Chaos stops Zimbabwe constitution conference

HARARE – july 14 – A Zimbabwean conference to draw up a new constitution descended into chaos on Monday as riot police broke up clashes between rival delegates, underscoring the tensions within a unity government formed this year.

Police drove the delegates out of the venue and cordoned it off, while Prime Minister Morgan Tsvangirai and his old rival President Robert Mugabe met to discuss the disruption.

The conference is part of a process which should lead to the adoption of a new national constitution and fresh elections in about two years.

But the chaos reflected the divisions within the coalition government set up between President Robert Mugabe and old rival Morgan Tsvangirai in February to try to end political paralysis and reverse a decade of economic decline.

Zimbabweans hope a new charter, replacing one inked in 1979 before independence from Britain, will strengthen the role of parliament and curtail the president’s powers, as well as guaranteeing civil liberties and political and media freedom.

Trouble broke out between delegates from Tsvangirai’s Movement for Democratic Change (MDC) and Mugabe’s ZANU-PF during an opening statement by the speaker of parliament.

Riot police drove them out of the conference venue. The police also sealed off the venue, keeping delegates out despite earlier indications that the conference would continue.

MDC lawmaker and co-chairperson on the parliamentary committee driving the constitutional reforms, Douglas Mwonzora, earlier told Reuters political leaders had agreed the conference would resume. Delegates had not reconvened by Monday afternoon.

“We cannot give in to hooliganism,” Mwonzora said.

In a statement, the MDC accused some ZANU-PF lawmakers and officials of organising youths to disrupt the constitutional conference.

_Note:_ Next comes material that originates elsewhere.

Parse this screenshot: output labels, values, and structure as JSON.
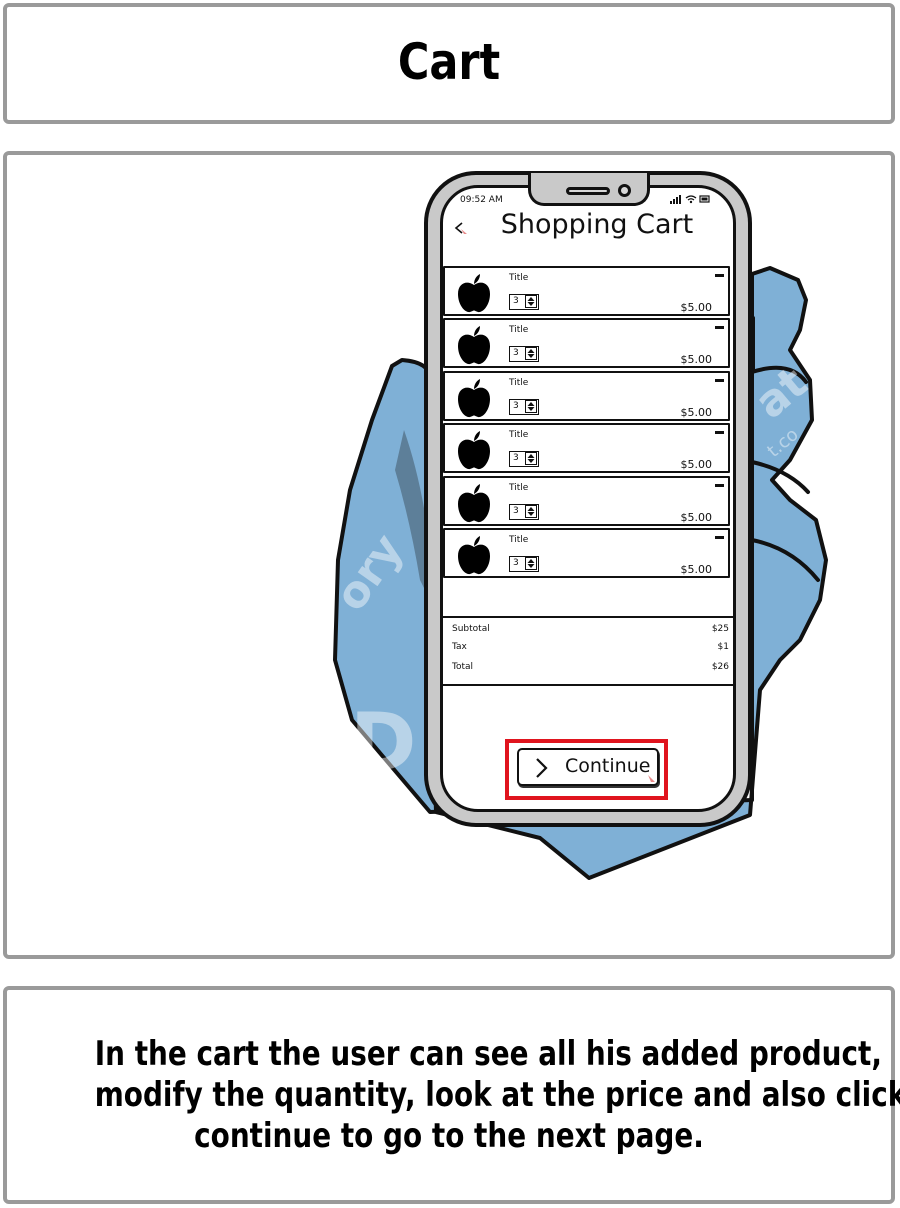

“Judging by today’s events, ZANU-PF MPs (members of parliament) and the party’s delegates were clearly reading from a script whose sole agenda is to derail the constitution-making process,” the MDC said.

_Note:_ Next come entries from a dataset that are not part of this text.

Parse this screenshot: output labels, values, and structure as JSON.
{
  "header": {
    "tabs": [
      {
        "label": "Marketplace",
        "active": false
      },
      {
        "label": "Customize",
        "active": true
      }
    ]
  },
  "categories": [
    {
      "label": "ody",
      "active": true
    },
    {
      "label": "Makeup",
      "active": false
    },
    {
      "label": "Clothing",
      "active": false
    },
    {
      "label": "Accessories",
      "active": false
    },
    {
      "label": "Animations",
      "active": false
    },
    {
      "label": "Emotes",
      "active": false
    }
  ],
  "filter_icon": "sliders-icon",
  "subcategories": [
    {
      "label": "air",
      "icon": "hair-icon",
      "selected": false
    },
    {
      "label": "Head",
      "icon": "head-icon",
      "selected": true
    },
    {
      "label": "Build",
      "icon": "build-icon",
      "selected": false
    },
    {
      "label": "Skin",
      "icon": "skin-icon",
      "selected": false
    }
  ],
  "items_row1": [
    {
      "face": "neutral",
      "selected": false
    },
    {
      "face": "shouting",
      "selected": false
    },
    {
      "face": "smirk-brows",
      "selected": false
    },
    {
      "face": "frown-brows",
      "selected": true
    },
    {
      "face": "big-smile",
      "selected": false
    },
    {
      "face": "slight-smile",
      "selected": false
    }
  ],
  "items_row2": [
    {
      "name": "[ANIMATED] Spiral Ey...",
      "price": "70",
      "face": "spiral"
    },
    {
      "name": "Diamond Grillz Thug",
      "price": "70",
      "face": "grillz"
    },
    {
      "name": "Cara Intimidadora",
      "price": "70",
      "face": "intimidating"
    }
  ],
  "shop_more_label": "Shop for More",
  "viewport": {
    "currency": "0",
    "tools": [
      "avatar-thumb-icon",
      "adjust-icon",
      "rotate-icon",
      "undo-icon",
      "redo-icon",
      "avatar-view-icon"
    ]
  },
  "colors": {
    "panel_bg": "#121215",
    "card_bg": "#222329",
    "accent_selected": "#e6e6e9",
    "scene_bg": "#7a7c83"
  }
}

The conference, which was initially scheduled to be opened by Mugabe, with Tsvangirai also expected to speak, was mired in controversy and administrative glitches from the start. Some delegates could not be accredited on Sunday night and slept outside and it was running hours late even before the clashes.

When Zimbabwe speaker of the lower House of Assembly, Lovemore Moyo, from Tsvangirai’s MDC, got up to deliver his opening speech, he was drowned out by youths singing revolutionary songs and delegates heckling each other.

The youths were waving fists, a traditional symbol of Mugabe’s ZANU-PF party and singing the veteran leader’s praises.

MDC secretary general and Finance Minister Tendai Biti told reporters that his party would press on with the drive to write a new charter.

“Quite clearly, there are some people who don’t want a new constitution … who view a constitution as an enemy to this country,” Biti said.